I used both of my Canon 5D MkIII DSLR cameras to photograph nine bands at five different venues for the Inlander during the newspaper’s Volume Music Festival in Spokane, Wash. I wanted to upload photos from my camera to Instagram, Twitter and Facebook during or immediately after each band’s performance. So, I transferred my DSLR photos to my iPhone and uploaded. I’ve done various mobile workflows before. But, this one feels the most intuitive to me.
I could have taken my laptop. But with busy venues, having the least amount of gear was the best way to go. I decided that transferring photos to my iPhone and then uploading to my social media accounts was the best way to go. I could take photos on my iPhone and upload but I wanted to use the much higher quality photos from my Canon 5D MkIII. Also, photographing movement on a DSLR camera is much more predictable and responsive than on an iPhone, where the shutter delay can cause you to miss the peak movement, especially in dark music venues.
I had wireless options, but I used a SD Card to lightning cable to transfer photos from my Canon 5D MkIII to the iPhone’s Photos app. With wireless, you have to create a wireless network from your camera or from the portable wireless device you are using. The Canon 5D MkIII also doesn’t have built in wireless. Portable wireless isn’t always reliable. Connections easily get dropped. You also have to connect with the wireless network each time you want to connect with the camera or wireless device on your phone. Then, you have to switch wireless networks to connect to the internet. I have never been completely happy with in-camera, from my Canon 6D, or portable wireless devices. So, I ended up going hard-wired using the SD Card to lightning cable.
One productivity killing problem with using the Photos app to import is that you see all of the many photos on your card as small previews in the import screen. These previews also can’t be enlarged so that you can make sure the photo you have selected is actually the photo you want to import. You also don’t see any filenames. It’s a big productivity killer if you have taken many photos, like at a music festival. So, I utilized both card slots, CF and SD, in the Canon 5D MkIII.
I shot all of the photos onto the CF Card as JPEGs. If you shoot in RAW, I recommend doing an in-camera conversion to JPEG before transferring to the iPhone as the phone doesn’t do a great job of handling RAW files. I then used the image copy feature in the camera’s playback menu to copy select photos from the CF card to the SD card. I used SD card to copy my select photos to the iPhone. It is much easier to work with one or two photos than the dozens, hundreds by the end of the night, on the iPhone. I then selected the photos and and clicked on the import button, which copies the photos from the SD card onto the iPhone Photo app Camera Roll.
An important thing to consider is that I never deleted any photos from the SD card while on covering the music festival. Why? It is too easy to accidentally photos from the wrong card. After doing my computer backups of my photos later in at night, I then formatted both the CF and SD cards I used.

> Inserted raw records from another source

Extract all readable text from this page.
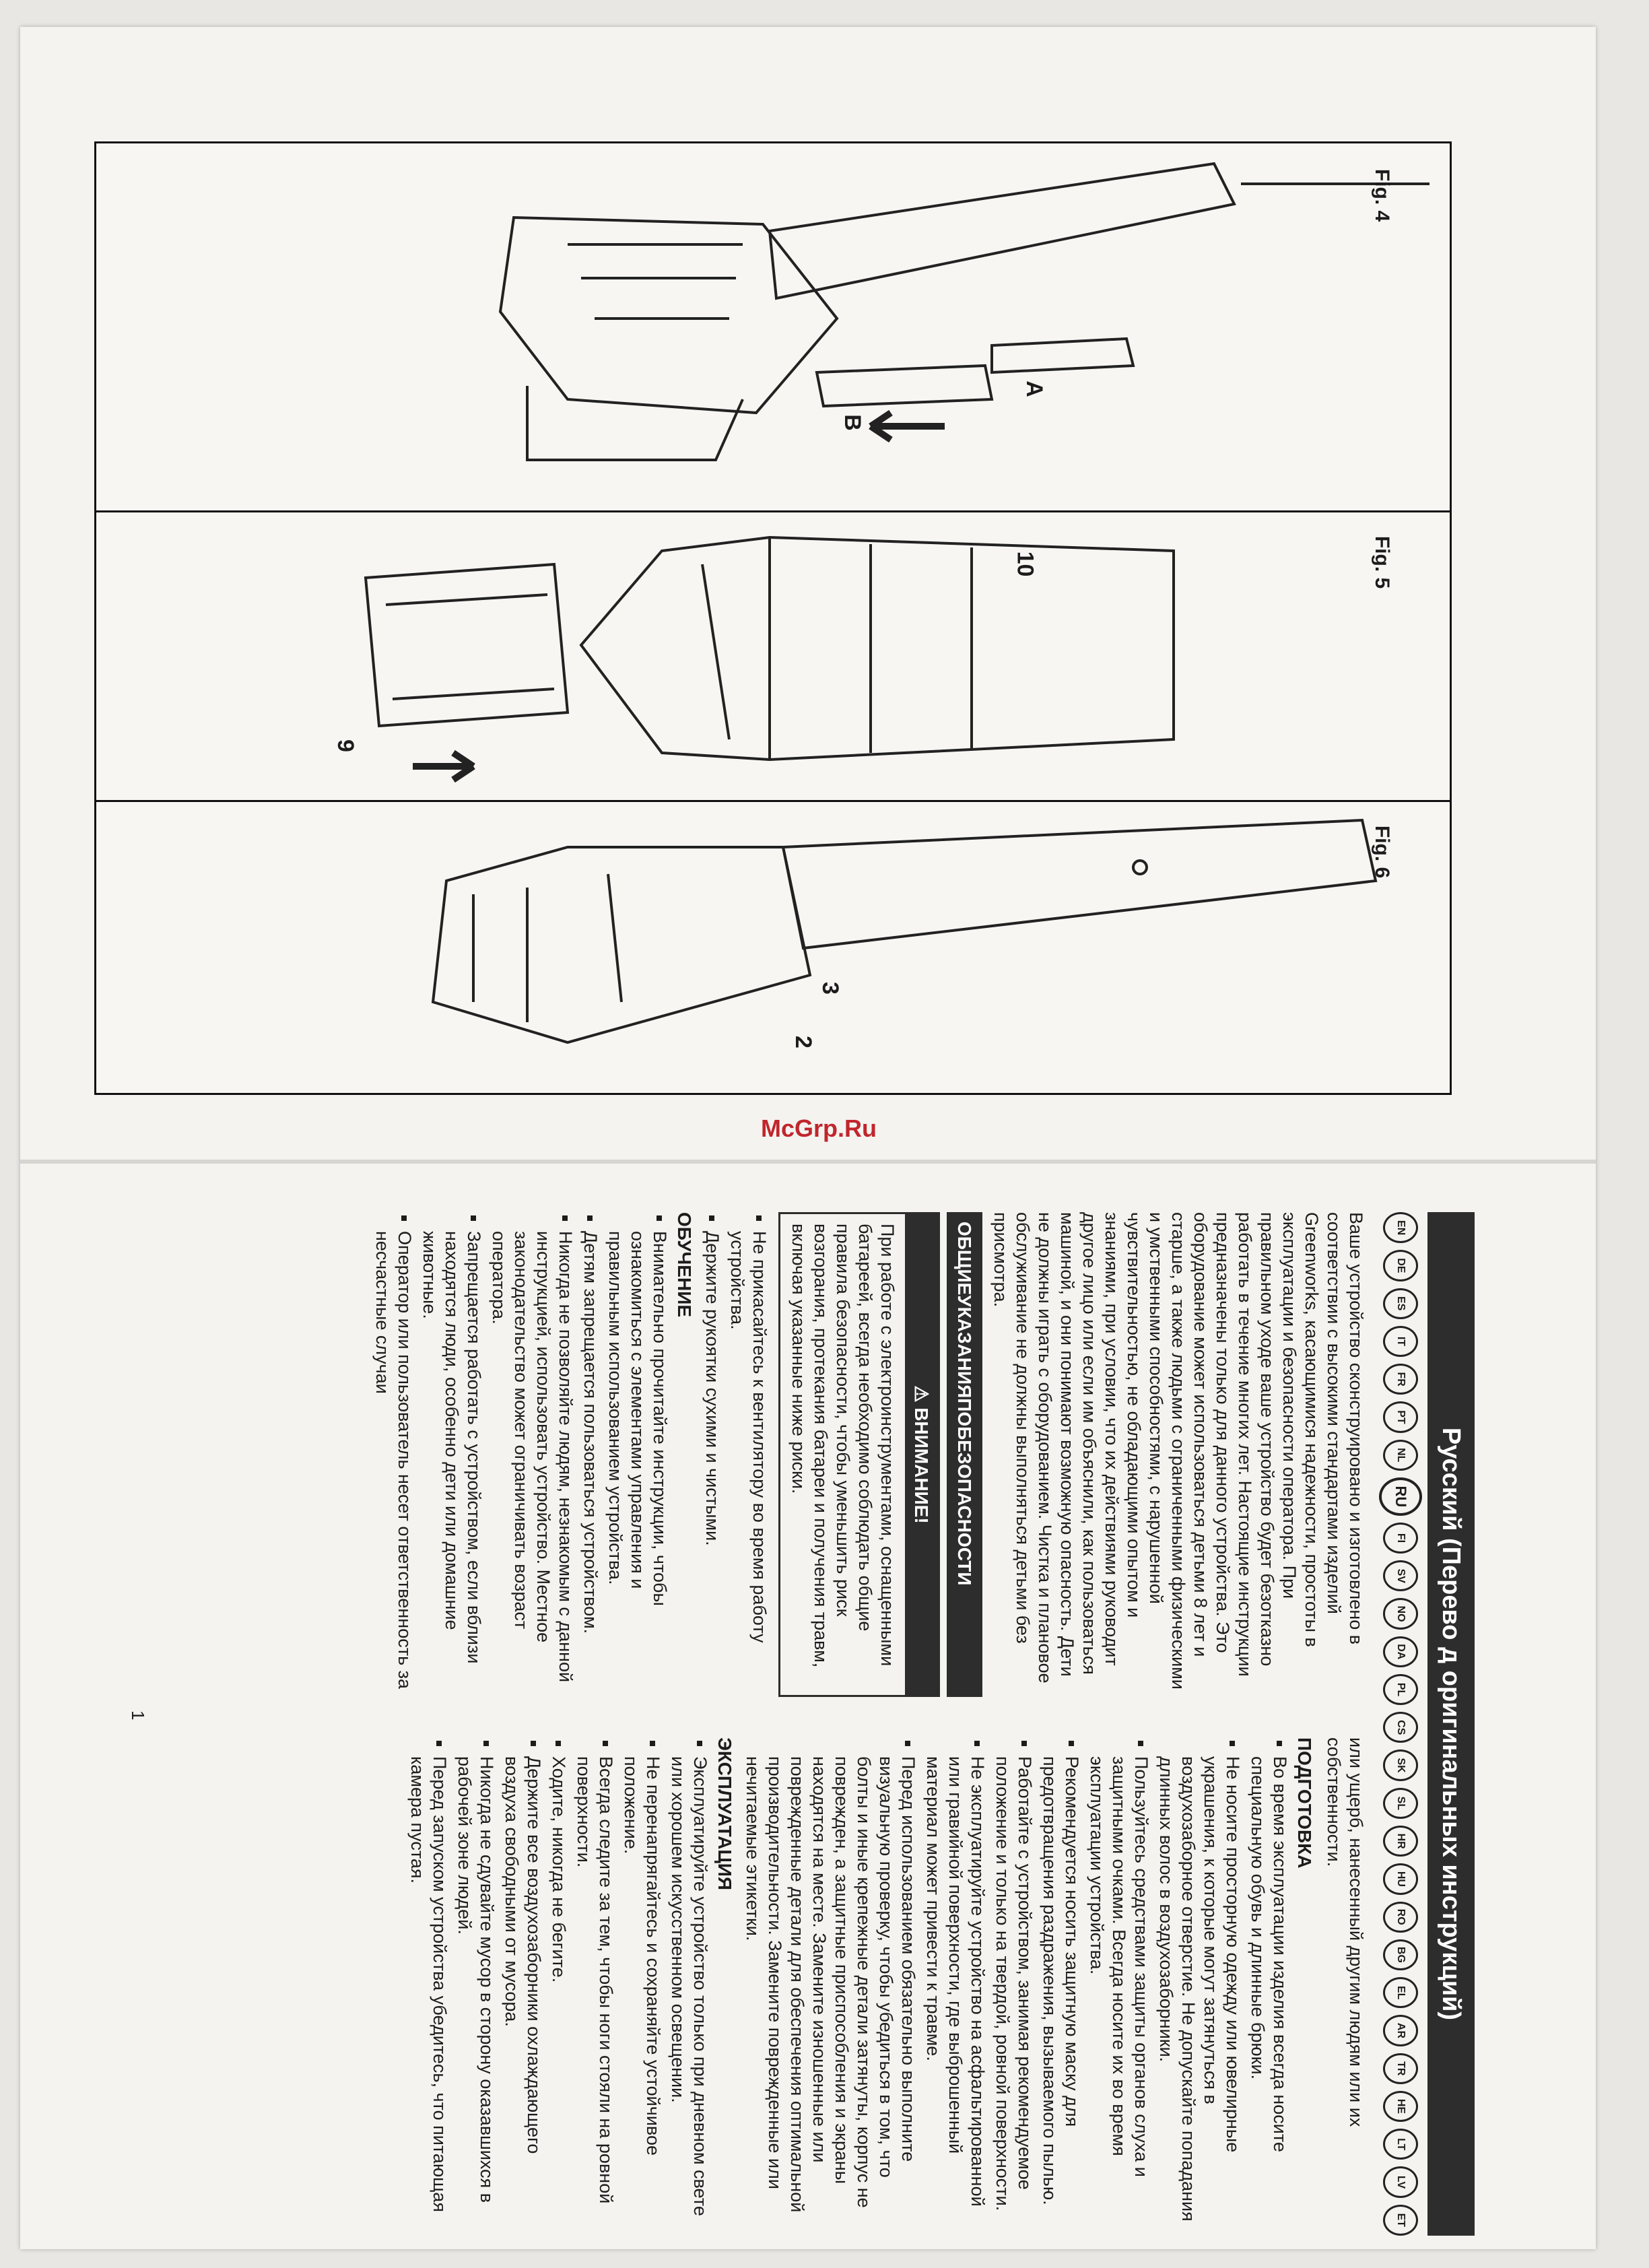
Fig. 4
A
B
Fig. 5
10
9
Fig. 6
2
3
McGrp.Ru
Русский (Перево д оригинальных инструкций)
EN
DE
ES
IT
FR
PT
NL
RU
FI
SV
NO
DA
PL
CS
SK
SL
HR
HU
RO
BG
EL
AR
TR
HE
LT
LV
ET

Ваше устройство сконструировано и изготовлено в соответствии с высокими стандартами изделий Greenworks, касающимися надежности, простоты в эксплуатации и безопасности оператора. При правильном уходе ваше устройство будет безотказно работать в течение многих лет. Настоящие инструкции предназначены только для данного устройства. Это оборудование может использоваться детьми 8 лет и старше, а также людьми с ограниченными физическими и умственными способностями, с нарушенной чувствительностью, не обладающими опытом и знаниями, при условии, что их действиями руководит другое лицо или если им объяснили, как пользоваться машиной, и они понимают возможную опасность. Дети не должны играть с оборудованием. Чистка и плановое обслуживание не должны выполняться детьми без присмотра.

ОБЩИЕУКАЗАНИЯПОБЕЗОПАСНОСТИ
⚠ ВНИМАНИЕ!
При работе с электроинструментами, оснащенными батареей, всегда необходимо соблюдать общие правила безопасности, чтобы уменьшить риск возгорания, протекания батареи и получения травм, включая указанные ниже риски.
▪ Не прикасайтесь к вентилятору во время работу устройства.
▪ Держите рукоятки сухими и чистыми.
ОБУЧЕНИЕ
▪ Внимательно прочитайте инструкции, чтобы ознакомиться с элементами управления и правильным использованием устройства.
▪ Детям запрещается пользоваться устройством.
▪ Никогда не позволяйте людям, незнакомым с данной инструкцией, использовать устройство. Местное законодательство может ограничивать возраст оператора.
▪ Запрещается работать с устройством, если вблизи находятся люди, особенно дети или домашние животные.
▪ Оператор или пользователь несет ответственность за несчастные случаи

или ущерб, нанесенный другим людям или их собственности.

ПОДГОТОВКА
▪ Во время эксплуатации изделия всегда носите специальную обувь и длинные брюки.
▪ Не носите просторную одежду или ювелирные украшения, к которые могут затянуться в воздухозаборное отверстие. Не допускайте попадания длинных волос в воздухозаборники.
▪ Пользуйтесь средствами защиты органов слуха и защитными очками. Всегда носите их во время эксплуатации устройства.
▪ Рекомендуется носить защитную маску для предотвращения раздражения, вызываемого пылью.
▪ Работайте с устройством, занимая рекомендуемое положение и только на твердой, ровной поверхности.
▪ Не эксплуатируйте устройство на асфальтированной или гравийной поверхности, где выброшенный материал может привести к травме.
▪ Перед использованием обязательно выполните визуальную проверку, чтобы убедиться в том, что болты и иные крепежные детали затянуты, корпус не поврежден, а защитные приспособления и экраны находятся на месте. Замените изношенные или поврежденные детали для обеспечения оптимальной производительности. Замените поврежденные или нечитаемые этикетки.
ЭКСПЛУАТАЦИЯ
▪ Эксплуатируйте устройство только при дневном свете или хорошем искусственном освещении.
▪ Не перенапрягайтесь и сохраняйте устойчивое положение.
▪ Всегда следите за тем, чтобы ноги стояли на ровной поверхности.
▪ Ходите, никогда не бегите.
▪ Держите все воздухозаборники охлаждающего воздуха свободными от мусора.
▪ Никогда не сдувайте мусор в сторону оказавшихся в рабочей зоне людей.
▪ Перед запуском устройства убедитесь, что питающая камера пустая.
1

From there, it was simple. I could have done the edits in Instagram. But, I decided to use Photogene, which has more intuitive editing tools, like sharpening and curves. I have a sharpening preset that I have used for a couple of years in Photogene. So, it is a automatically applied. I then use the curves tool to brighten the image and crop where needed.
One other thing I created was a default description in the Notes app for the event which included the event name, city and a series of hashtags I wanted to use for each photo. I copied the cutline in the Notes app. I then opened in Instagram, opening the photo I wanted to post and going directly to the share screen and pasting the description info and then shared. I did the same in Facebook, minus hashtags, and then to twitter with minimal hashtags because of the character count limits.
This workflow literally took one minute and I was able to easily use it all night. There was a little battery drain. After nine shows and checking social media every once in a while, I was down to half power on the iPhone.
UPDATE: Photogene will reduce the file size of the photo opened and saved from the Camera Roll on the iPhone to about a maximum of 2172 px on the long side, which didn’t matter to me as I was only posting for social media that night. But, if you want to have a high resolution file size when opening and saving from the Camera Roll, then open the photo in the Camera Roll from File Browser or some other file handling app to Photogene on the iPhone. It is usually an “Open In” link or button in most iPhone apps. Photogene will open a resolution file and allow you to save with a maximum 5616 px on the long side of the photo.
UPDATE 2: In case you didn’t know it, an edit done in the Photos app on the iPhone from a DSLR or other external camera won’t show in any other app. Built in phone camera photo edits will, but not one imported from the SD card to Lightning reader or the USB Camera to Lightning reader.